Chenkel said:
I've heard this is reciprocal and if we situate a clock at either reference frame we will measure the clock in the other reference frame to have a longer period than the clock at "rest."
As explained by others before, one can understand the symmetry of time dilation only in connection with relativity of simultaneity.
So let's say we have two clocks A and B at the same position, both indicating 0 at the start.
In the rest frame S1 of A we have another clock C synchronous with A.
In the rest frame S2 of B we have another clock D synchronous with B.
In order to simplify matters, we chose another frame S3 in which S1 (together with A and C) is moving with +v, while S2 (together with B and D) is moving with -v. This has the advantage that all four clocks have the same time dilation as seen in S3, and we furthermore choose v so that the Lorentz factor becomes 2 in S3.
We also observe that when A and C are synchronous in S1, they are not synchronous in S3 due to relativity of simultaneity, but C is
ahead of A by 5 seconds. Likewise, when B and D are synchronous in S2 they are not synchronous in S3 due to relativity of simultaneity, but D is
ahead of B by 5 seconds. This is described in the first part of the following image.
In the second part of the image we see the result when S1 and S2 continue their motion for 10 seconds (S3 time) until the clocks coincide.

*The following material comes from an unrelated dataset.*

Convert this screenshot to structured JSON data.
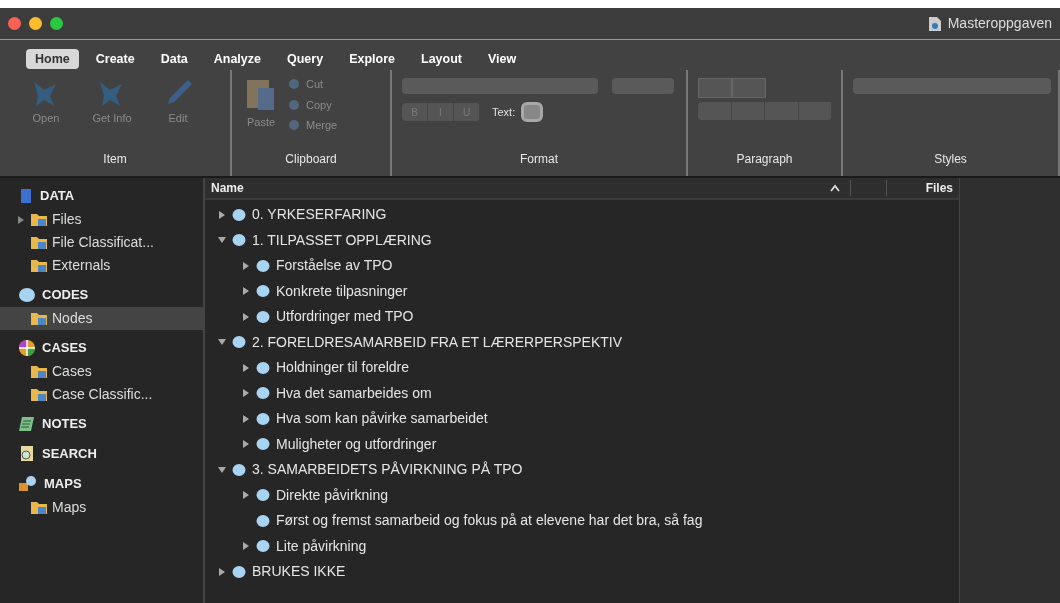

Since the time dilation factor is 2 and all clocks have same speed, all of the clocks will advance by 5 seconds.
We read off from the second image part: B is retarded with respect to C. However, since C is synchronous with A in S1, the observer in S1 concludes that
B is retarded with respect to A.
We also read off from the second image part: A is retarded with respect to D. However, since D is synchronous with B in S2, the observer in S2 concludes that
A is retarded with respect to B.
Summarizing:
B is retarded with respect to A in S1, while A is retarded with respect to B in S2. Time dilation is symmetric.